The President shook her head. “They won’t attack Iran. My God, they’re already surrounded by enemies who want them dead as it is.”

“Then they don’t have a hell of a lot to lose, now do they?” her husband said softly.

That shook her for a second; he could tell by the way she looked. She truly believed that every setback was only temporary, that in the end everything would work out the way she wanted it to because she was smarter than everybody else. Smarter, and more decent and moral, and anyone who disagreed with her was evil or stupid or both, and therefore destined to lose. Maybe she was right—he hoped she was—but he feared that the rest of the world might not cooperate.
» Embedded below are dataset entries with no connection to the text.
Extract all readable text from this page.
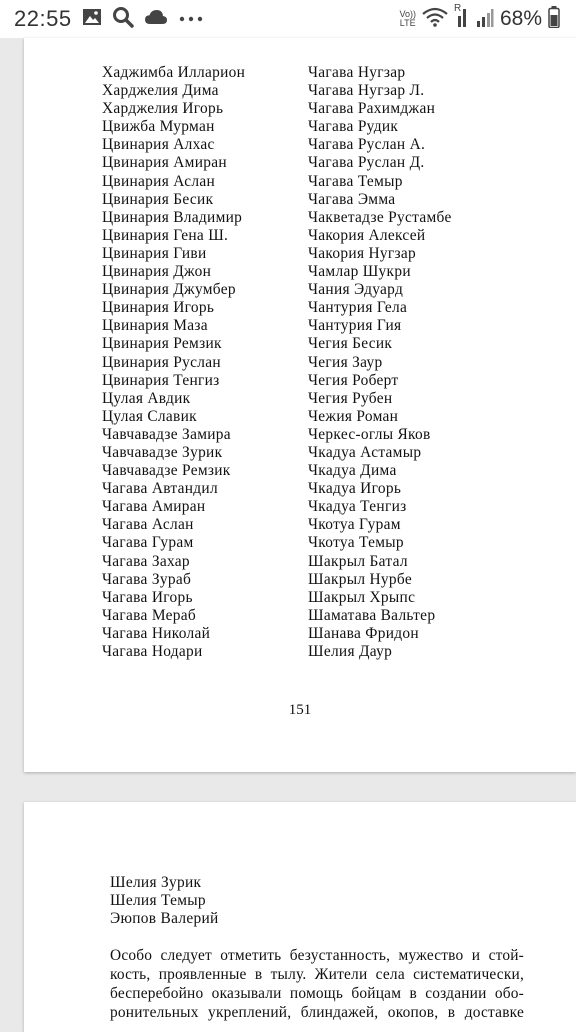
22:55	Vo))
LTE
R 68%
Хаджимба Илларион
Харджелия Дима
Харджелия Игорь
Цвижба Мурман
Цвинария Алхас
Цвинария Амиран
Цвинария Аслан
Цвинария Бесик
Цвинария Владимир
Цвинария Гена Ш.
Цвинария Гиви
Цвинария Джон
Цвинария Джумбер
Цвинария Игорь
Цвинария Маза
Цвинария Ремзик
Цвинария Руслан
Цвинария Тенгиз
Цулая Авдик
Цулая Славик
Чавчавадзе Замира
Чавчавадзе Зурик
Чавчавадзе Ремзик
Чагава Автандил
Чагава Амиран
Чагава Аслан
Чагава Гурам
Чагава Захар
Чагава Зураб
Чагава Игорь
Чагава Мераб
Чагава Николай
Чагава Нодари
Чагава Нугзар
Чагава Нугзар Л.
Чагава Рахимджан
Чагава Рудик
Чагава Руслан А.
Чагава Руслан Д.
Чагава Темыр
Чагава Эмма
Чакветадзе Рустамбе
Чакория Алексей
Чакория Нугзар
Чамлар Шукри
Чания Эдуард
Чантурия Гела
Чантурия Гия
Чегия Бесик
Чегия Заур
Чегия Роберт
Чегия Рубен
Чежия Роман
Черкес-оглы Яков
Чкадуа Астамыр
Чкадуа Дима
Чкадуа Игорь
Чкадуа Тенгиз
Чкотуа Гурам
Чкотуа Темыр
Шакрыл Батал
Шакрыл Нурбе
Шакрыл Хрыпс
Шаматава Вальтер
Шанава Фридон
Шелия Даур
151
Шелия Зурик
Шелия Темыр
Эюпов Валерий
Особо следует отметить безустанность, мужество и стой-
кость, проявленные в тылу. Жители села систематически,
бесперебойно оказывали помощь бойцам в создании обо-
ронительных укреплений, блиндажей, окопов, в доставке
She resumed the pacing that had sent her back and forth across the luxuriously appointed bedroom a dozen times so far during their conversation. “Why now?” she asked. “Everything was looking good. All the Iranians had to do was play along for a while. The whole situation would have cooled down, so that next year would be nice and peaceful leading up to the election. Why throw a wrench in the works right now?”

“Maybe they were just stalling for time. Maybe they don’t need to anymore.”

She stopped and swung around toward him. “You mean you think they’re ready to…to do something?”

“I don’t know,” her husband replied honestly. “But I got a feelin’ there’s a shitstorm comin’…and we won’t be able to deny our way outta this one.”